Today, we know that New Jersey has finally legalized recreational marijuana, Arizona passed Proposition 207 and South Dakota approved recreational and medical marijuana. 

New Jersey Legalizes Recreational Marijuana

It’s safe to say that after a long time, New Jersey finally legalized recreational marijuana by a landslide. 

Medical marijuana is already legal in the Garden State but up until this point, state lawmakers were unable to gather enough support to legalize pot recreationally. 

Public Question No. 1 on the ballot read “Do you approve amending the Constitution to legalize a controlled form of marijuana called ‘cannabis’?” 

Approval of this measure means that adults 21 or older can possess and consume cannabis legally without a medical prescription.

The state faced big challenges to get voters to the polls due to the coronavirus pandemic and confusion in regards to mail-in ballots, as many voters were new to the process. 

However, legalization of recreational marijuana in New Jersey showed great support on the polls.

The law won’t go into effect until Jan 1, and legislators still have some details to hash out, like how many grams of cannabis each adult is allowed to possess. 

Lawmakers will also have to work on legislation for the new retail marijuana market in New Jersey.

The state will tax 6.625 percent on sales and is likely to add an additional 2 percent on top. 

Arizona’s retail marijuana market will be running by March 2021

Arizona has joined the other 11 states that have legalized recreational marijuana through Proposition 207

Possession and growing of up to six plants at home will be legal starting on Nov. 30, when the election results are made entirely official. 

They’re also going to set up a licensing system for retail sales of pot – which could be up and running as early as March 2021.

Medical marijuana dispensaries are first in line for licensing, as medical cannabis is already legal in Arizona. 

More importantly, people previously convicted of felony charges for possession of marijuana or any other marijuana-related crimes will have their records expunged. 

Adults may possess up to 1 ounce of weed and the state will create a “social equity” license to communities historically harmed by the War on Drugs. 

South Dakota Leapfrogs

South Dakota simultaneously passed two constitutional amendments that make both recreational and medical marijuana legal in the state. 

Measure 26 and Amendment A were approved, which, according to CNN, means the state has ‘leapfrogged’ which for many other states was a multi-step process. 

Measure 26 allows for a medical cannabis program to establish in South Dakota for qualifying patients.

Amendment A legalized recreational cannabis for adults 21 or older and is forcing state legislators to adopt medical cannabis and hemp laws. 

So far, South Dakota had one of the toughest penalty systems for possession of even the smallest amounts of pot. 

This ‘leapfrog’ is expected to bring in at least $335,000 in revenue for the 2021 fiscal year. 

Not just marijuana on the ballot

Montana and Mississippi were also able to legalize marijuana on some level or another.

For the former, two measures were approved for recreational use of cannabis, as well as allowing for up to 1 ounce of weed per adult. 

The latter approved a measure to set up a medical cannabis program in the state, leading by around 75 percent of the votes.
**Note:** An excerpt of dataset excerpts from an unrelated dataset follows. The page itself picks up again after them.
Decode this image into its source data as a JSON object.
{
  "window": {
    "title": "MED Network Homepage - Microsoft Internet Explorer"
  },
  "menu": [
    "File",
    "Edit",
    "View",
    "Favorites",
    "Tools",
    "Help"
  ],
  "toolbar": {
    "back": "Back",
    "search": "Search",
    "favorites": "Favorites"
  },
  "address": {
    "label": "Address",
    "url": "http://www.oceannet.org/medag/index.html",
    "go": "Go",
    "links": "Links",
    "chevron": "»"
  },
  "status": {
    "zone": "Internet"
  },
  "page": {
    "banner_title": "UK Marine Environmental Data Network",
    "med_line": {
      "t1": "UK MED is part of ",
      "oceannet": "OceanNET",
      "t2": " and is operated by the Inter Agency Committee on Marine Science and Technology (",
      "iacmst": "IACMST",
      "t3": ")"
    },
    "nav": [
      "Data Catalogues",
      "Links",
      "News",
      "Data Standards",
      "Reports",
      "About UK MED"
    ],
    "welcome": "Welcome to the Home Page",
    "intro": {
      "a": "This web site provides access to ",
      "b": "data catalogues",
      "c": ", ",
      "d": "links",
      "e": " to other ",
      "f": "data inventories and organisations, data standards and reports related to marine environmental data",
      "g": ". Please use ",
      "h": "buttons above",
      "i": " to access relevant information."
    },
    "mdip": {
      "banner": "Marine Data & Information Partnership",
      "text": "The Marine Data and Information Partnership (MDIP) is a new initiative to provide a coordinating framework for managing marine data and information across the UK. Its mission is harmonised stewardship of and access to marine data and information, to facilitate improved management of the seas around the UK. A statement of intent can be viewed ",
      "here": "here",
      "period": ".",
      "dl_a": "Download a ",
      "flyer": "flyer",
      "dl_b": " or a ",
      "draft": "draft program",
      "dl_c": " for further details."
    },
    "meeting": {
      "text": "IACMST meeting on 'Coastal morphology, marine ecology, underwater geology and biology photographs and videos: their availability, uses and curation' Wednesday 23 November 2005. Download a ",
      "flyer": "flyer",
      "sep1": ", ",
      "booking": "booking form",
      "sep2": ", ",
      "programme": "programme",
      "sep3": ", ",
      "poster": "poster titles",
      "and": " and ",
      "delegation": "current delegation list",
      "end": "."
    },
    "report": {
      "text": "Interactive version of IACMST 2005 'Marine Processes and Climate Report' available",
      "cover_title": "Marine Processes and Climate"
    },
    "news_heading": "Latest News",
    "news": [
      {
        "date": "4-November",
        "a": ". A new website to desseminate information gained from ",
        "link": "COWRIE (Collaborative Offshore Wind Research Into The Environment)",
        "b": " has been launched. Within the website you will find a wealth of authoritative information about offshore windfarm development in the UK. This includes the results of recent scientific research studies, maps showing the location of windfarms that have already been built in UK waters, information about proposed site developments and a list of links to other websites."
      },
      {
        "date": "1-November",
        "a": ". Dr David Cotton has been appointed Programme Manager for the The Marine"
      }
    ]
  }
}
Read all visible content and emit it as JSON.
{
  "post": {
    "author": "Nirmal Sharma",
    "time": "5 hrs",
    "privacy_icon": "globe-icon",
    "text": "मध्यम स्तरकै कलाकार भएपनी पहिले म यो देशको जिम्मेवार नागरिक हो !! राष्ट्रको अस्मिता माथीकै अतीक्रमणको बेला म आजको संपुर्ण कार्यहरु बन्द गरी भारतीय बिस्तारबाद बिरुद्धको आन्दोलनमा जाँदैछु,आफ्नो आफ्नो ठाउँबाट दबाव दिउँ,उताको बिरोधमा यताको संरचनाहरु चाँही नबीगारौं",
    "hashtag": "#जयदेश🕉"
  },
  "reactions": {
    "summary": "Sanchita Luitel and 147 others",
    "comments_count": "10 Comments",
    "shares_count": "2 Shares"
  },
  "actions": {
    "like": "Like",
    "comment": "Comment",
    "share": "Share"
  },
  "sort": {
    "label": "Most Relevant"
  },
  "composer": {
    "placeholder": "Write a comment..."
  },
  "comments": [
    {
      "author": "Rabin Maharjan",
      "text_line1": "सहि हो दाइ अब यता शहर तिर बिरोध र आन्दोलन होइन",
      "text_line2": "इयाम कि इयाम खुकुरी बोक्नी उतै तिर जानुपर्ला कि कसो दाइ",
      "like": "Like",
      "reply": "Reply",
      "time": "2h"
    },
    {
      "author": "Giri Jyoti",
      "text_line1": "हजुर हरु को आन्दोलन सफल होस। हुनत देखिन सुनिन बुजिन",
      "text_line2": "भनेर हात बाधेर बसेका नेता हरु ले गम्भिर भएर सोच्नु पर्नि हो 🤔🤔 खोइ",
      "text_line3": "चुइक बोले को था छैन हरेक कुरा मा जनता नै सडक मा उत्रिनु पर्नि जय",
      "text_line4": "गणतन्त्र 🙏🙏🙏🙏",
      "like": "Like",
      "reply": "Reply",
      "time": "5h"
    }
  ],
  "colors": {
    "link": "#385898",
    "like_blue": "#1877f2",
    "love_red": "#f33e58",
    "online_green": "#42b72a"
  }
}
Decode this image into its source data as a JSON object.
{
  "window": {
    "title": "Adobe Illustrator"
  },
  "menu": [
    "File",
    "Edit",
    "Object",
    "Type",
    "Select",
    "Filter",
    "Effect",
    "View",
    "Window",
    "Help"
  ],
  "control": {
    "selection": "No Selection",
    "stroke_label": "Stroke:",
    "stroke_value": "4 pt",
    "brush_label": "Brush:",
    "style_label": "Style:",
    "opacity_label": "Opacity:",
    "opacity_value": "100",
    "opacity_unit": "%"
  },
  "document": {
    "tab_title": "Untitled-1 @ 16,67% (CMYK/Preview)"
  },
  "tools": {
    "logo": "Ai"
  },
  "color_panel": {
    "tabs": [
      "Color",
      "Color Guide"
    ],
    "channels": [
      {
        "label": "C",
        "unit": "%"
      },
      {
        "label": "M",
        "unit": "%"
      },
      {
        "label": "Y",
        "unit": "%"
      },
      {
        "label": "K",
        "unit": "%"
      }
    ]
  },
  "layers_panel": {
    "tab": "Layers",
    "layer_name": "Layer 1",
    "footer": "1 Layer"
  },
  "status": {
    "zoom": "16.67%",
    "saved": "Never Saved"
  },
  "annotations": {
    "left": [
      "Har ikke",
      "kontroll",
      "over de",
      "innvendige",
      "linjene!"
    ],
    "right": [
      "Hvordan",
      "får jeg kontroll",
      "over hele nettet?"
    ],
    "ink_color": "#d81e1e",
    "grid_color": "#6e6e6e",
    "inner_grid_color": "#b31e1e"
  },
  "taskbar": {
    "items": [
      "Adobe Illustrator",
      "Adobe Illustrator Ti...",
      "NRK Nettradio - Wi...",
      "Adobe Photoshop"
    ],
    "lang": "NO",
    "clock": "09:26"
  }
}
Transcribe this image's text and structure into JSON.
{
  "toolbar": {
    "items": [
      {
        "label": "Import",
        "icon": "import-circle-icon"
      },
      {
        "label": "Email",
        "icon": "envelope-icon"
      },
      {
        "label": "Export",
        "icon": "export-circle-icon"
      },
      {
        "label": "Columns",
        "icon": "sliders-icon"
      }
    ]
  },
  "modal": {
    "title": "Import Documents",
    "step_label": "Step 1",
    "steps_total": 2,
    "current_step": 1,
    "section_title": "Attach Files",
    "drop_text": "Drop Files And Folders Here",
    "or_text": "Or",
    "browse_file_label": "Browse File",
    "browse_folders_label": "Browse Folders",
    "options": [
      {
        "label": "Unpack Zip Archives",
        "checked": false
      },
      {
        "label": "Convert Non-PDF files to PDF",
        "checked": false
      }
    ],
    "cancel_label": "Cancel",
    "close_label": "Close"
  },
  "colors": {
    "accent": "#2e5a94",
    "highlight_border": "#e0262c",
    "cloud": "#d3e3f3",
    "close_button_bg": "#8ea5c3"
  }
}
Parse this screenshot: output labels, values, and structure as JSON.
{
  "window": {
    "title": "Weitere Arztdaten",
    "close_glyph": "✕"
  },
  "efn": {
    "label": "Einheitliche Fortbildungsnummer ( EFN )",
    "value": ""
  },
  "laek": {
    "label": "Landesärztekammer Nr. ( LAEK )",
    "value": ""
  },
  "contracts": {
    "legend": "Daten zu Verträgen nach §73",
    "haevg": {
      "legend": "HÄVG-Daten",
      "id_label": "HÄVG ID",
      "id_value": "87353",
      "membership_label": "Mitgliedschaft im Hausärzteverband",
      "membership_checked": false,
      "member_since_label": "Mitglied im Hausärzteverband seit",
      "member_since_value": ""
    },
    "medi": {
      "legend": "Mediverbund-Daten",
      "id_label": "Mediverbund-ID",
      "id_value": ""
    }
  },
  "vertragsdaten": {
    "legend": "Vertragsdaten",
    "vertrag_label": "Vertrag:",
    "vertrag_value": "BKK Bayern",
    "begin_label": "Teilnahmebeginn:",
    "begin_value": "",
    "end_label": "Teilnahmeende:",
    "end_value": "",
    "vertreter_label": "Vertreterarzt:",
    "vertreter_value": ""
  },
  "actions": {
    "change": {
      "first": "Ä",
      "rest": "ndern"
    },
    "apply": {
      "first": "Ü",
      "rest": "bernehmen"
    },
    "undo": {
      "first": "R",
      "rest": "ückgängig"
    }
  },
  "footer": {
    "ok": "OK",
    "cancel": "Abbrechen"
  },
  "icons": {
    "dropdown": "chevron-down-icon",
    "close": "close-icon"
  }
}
The program will be in place by August 2021. 

Marijuana wasn’t the only drug that was somewhat legalized on the ballot. 

Oregon legalized psychedelic mushrooms and decriminalized small amounts of illegal drugs, including cocaine and heroin, among others, and reclassifying the offense as civil violation, setting up a $100 fine. 

Washington didn’t necessarily legalize ‘shrooms, but they also decriminalized them while recategorizing them as the “lowest law enforcement priorities”.